Soma Koné, président de l’Association des anciens combattants burkinabè : “En service, le militaire tire le diable par la queue, à la retraite, il ne voit presque plus cette queue”

Commandant d’aviation à la retraite, Soma Koné est l’actuel président de l’Association unique des anciens combattants, des anciens militaires, veuves, orphelins et victimes de guerre du Burkina Faso (AU.AC.AM-VOVG.BF). L’homme à la chevelure et à la barbe totalement blanches, reste toujours solide. Son secret, il nous le confie dans cette interview. En effet, l’alcool, le tabac, la cola sont écartés d’office de son régime alimentaire. Bien avant, commandant Koné se prononce sur la question de la revalorisation des pensions des anciens combattants africains, la situation des anciens combattants et militaires burkinabè, etc.

 

Sidwaya (S.) : Depuis quand assumez-vous les responsabilités de président de l’Association unique des anciens combattants, anciens militaires, veuves, orphelins et victimes de guerre du Burkina Faso ?

Soma Koné (S.K.) : En 2009, lors d’une assemblée générale ordinaire statutaire, j’ai été confirmé président de cette structure. Donc, cela fait exactement un an que je suis président de l’Association. J’étais depuis 2007, vice-président du défunt président, Mamadou Sanfo.

S. : Le président français, Nicolas Sarkozy, a déclaré en juillet dernier que les pensions des anciens combattants africains seront alignées à celles de leurs frères d’armes de l’Hexagone. Comment appréciez-vous cette décision ?

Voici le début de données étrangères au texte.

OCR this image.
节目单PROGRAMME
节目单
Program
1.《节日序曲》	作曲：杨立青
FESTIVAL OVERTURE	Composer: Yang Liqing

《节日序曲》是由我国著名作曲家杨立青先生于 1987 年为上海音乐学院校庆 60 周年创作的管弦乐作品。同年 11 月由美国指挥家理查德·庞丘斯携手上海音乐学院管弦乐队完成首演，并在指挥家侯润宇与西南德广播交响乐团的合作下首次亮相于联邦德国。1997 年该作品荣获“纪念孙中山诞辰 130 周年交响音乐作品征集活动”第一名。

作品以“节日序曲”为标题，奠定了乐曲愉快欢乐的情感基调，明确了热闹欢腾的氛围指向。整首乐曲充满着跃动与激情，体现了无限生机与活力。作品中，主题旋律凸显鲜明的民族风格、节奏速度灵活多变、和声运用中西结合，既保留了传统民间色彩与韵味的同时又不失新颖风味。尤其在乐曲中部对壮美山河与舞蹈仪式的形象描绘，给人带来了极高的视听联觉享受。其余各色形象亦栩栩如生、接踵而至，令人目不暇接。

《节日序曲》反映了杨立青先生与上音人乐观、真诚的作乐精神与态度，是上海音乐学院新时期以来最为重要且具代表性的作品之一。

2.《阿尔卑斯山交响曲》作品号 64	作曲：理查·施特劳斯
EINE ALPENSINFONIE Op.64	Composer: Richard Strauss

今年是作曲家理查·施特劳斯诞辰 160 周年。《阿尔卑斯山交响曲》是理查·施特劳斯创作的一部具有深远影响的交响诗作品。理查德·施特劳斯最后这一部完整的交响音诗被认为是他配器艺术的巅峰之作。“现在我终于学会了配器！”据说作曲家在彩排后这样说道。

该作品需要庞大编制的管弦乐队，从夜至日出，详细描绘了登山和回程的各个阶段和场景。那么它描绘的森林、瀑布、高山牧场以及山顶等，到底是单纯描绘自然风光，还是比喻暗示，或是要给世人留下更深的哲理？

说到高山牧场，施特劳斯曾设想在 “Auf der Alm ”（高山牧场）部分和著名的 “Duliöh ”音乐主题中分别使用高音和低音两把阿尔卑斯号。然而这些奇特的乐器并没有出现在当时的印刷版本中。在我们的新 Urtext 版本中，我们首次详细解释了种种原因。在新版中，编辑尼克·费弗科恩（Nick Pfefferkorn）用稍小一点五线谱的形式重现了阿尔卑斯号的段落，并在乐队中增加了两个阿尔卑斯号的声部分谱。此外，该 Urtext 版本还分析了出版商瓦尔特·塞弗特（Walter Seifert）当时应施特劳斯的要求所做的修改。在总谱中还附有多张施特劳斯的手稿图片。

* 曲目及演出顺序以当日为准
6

S.K. : La décision du président français entendue le 14 juillet dernier nous a fait plaisir parce que c’est ce que nous l’attendons depuis longtemps. Et comme chez nous un adage dit souvent que "mieux vaut tard que jamais", nous saluons la décision de Nicolas Sarkozy.

Seulement, nous souhaiterions qu’elle soit rapidement mise en exécution, au plus tard au premier trimestre de 2011. Si nos anciens combattants qui se sont battus en Europe pour la libération de la France peuvent toucher les mêmes pensions que leurs frères français, vraiment c’est une bonne chose. Car sur le terrain de combat, les balles ne faisaient pas de distinction entre Blancs et Noirs.

Et vous les jeunes, vous ne savez pas que les anciens combattants africains étaient mis au devant des troupes. Je ne dirais pas qu’on se servait d’eux comme une chair à canon, mais ils étaient très souvent placés en première ligne. Les Blancs pensaient que ces gens ne mourraient pas. Donc aujourd’hui, si les pensions peuvent être alignées, vraiment c’est une justice. Maintenant que leur paiement soit tardive ou pas, nous souhaitons que la mesure soit mise en exécution avant avril de l’année prochaine.

S. : Dans les faits, comment cela va se passer concrètement ?

S.K. : Concrètement, nous pensions qu’un sergent africain (voltaïque par exemple) qui a servi dans l’armée française, engagé dans la Deuxième guerre mondiale (1939-1945) ou les guerres d’Algérie et d’Indochine, touche la même chose qu’un sergent français. Cela contribuera à améliorer ses conditions de vie et celles de sa famille également. Nous pensons que sincèrement, ça peut être un bol d’oxygène de plus pour aider ces gens à terminer le reste de leur vie.

S. : Vous souhaitez voir d’ici au premier trimestre de 2011 au plus tard, l’application effective de cette mesure. Est-ce à dire qu’il n’y a pas d’échéance précise pour le paiement desdites pensions ?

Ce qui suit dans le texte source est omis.